9:23 a.m. Jueves
Cuando iba llegando al metro decidí cambiar de ruta e irme
en bus. Me tocaría caminar unas cuadras de más pero necesitaba aire frío en mi
cara. El plan: sentarme junto a la ventana y mantenerla abierta. Dos frenazos
casi me expulsan antes de pasar la registradora. Pagué los mil setecientos con
monedas que alcancé a separar después de cambiar de rumbo. Al conductor ni lo
vi. Llegué a la ventana y no pude abrirla. Estaba sellada. Era eso o sentarme
junto al viejo con carraspera de tuberculoso. Pasamos el semáforo en rojo y renegué
durante una cuadra. La música a buen volumen era un reggaeton horrible, como
todos los reggaetones. Al pasar la biblioteca del barrio un carro de policía
nos cerró. Los pasajeros nos miramos y juro que alguno hasta se agachó como si hubiera
una balacera. No me fijé en los policías que se subieron por la de atrás,
porque lo único que tenía entre ceja y ceja era esas dos pistolas que sostenían
en alto como apuntándonos a todos. Se me heló el estómago y nunca he sufrido de gastritis. Requisaron ahí mismo a tres muchachos que iban en la banca de los músicos. Unos veinte o veintidós les calculé.
Hasta parecían hermanos: aretico, pelo rapado, morenos y acuerpados;
futbolistas sin equipo. No dijeron ni una palabra. Se dejaron manosear, les
revisaron todos los bolsillos, entregaron papeles, se bajaron cuando les dieron
la orden y uno de ellos, que no llevaba la cédula, se peinó para una foto que
otro policía tomó con su celular. Los pasajeros nos reímos. Yo me aferré a mi
morral. Para robarnos la atención de ese momento, una moto se chocó contra una
camioneta. Nada de sangre ni de insultos, no oí ni groserías, porque el de la
moto se levantó del suelo y huyó. Siempre le dejó una raya negra a la pintura
blanca. La señora que iba delante de mí me miró y dijo: “Por ir de familia
miranda”. Le sonreí porque no quería parecer malagente. Luego me preguntó la
hora y entendí que llevábamos quince minutos esperando a los requisados. Un
policía le preguntó al chofer que si conocía a los muchachos, y él dijo que sí,
que el de bermudas azules vivía en su casa y que los otros dos eran del
barrio. Ah, y que ellos le iban a ayudar con una vuelta en el centro. El
policía no preguntó más. A mí me hubiera gustado saber cuál era la vuelta. Algo
hablaron ahí afuera y ellos por fin volvieron a su banca de los músicos.

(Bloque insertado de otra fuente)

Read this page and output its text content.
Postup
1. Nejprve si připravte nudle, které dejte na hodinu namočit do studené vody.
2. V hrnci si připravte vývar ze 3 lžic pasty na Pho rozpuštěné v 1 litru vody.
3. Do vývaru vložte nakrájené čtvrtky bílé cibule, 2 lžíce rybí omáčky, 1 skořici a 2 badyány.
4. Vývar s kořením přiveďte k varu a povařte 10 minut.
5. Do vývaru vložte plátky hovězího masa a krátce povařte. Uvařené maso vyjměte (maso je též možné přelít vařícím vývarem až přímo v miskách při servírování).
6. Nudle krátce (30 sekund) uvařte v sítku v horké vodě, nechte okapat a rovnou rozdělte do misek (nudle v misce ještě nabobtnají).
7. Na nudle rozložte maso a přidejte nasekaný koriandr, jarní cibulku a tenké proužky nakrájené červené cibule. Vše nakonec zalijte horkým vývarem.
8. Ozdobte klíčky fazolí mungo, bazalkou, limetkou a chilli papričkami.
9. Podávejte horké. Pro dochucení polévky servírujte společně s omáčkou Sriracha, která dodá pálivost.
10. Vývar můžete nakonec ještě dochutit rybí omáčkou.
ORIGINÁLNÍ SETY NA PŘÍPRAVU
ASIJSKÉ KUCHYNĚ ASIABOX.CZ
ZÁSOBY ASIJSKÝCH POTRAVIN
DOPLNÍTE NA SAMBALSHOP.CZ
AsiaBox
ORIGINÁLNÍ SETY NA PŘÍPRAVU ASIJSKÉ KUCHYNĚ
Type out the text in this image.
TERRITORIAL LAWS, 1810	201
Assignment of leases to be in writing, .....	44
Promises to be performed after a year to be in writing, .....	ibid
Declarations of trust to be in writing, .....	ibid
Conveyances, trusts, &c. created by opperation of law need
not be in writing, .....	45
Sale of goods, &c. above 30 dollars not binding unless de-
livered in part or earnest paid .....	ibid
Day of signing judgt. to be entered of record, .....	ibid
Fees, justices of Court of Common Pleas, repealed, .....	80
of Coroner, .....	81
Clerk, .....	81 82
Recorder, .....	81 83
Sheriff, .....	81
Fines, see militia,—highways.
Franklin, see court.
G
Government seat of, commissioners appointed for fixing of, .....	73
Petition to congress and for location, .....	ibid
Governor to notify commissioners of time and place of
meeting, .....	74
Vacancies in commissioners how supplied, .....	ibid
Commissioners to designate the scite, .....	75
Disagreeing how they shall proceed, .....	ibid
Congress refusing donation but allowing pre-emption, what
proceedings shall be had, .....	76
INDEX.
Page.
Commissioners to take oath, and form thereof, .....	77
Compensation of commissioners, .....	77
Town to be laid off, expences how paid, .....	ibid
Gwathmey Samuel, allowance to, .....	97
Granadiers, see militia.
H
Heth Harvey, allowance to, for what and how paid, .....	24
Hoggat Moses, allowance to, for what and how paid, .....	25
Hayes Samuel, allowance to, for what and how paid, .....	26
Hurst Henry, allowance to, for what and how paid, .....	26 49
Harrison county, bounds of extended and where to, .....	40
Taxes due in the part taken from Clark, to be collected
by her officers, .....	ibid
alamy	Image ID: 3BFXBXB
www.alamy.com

Arrancamos como alma que va de afán para llegar al control. El reggaetón no me
dejó oír lo que se contaron los muchachos. Me quedé en que buscaban “a otros
manes, unas neas”. Sin darme cuenta me sumergí en los semáforos en rojo y en
las bestialidades del viaje en bus. Todo normal pero un poco peor. Vi dos asquerosas
armas, un choque me sacó de la posible captura, caminé cinco cuadras de más,
renegué lo mismo de siempre y no pude saber en dónde se bajarían ellos. Harta
falta que me hizo el viento frío en la cara.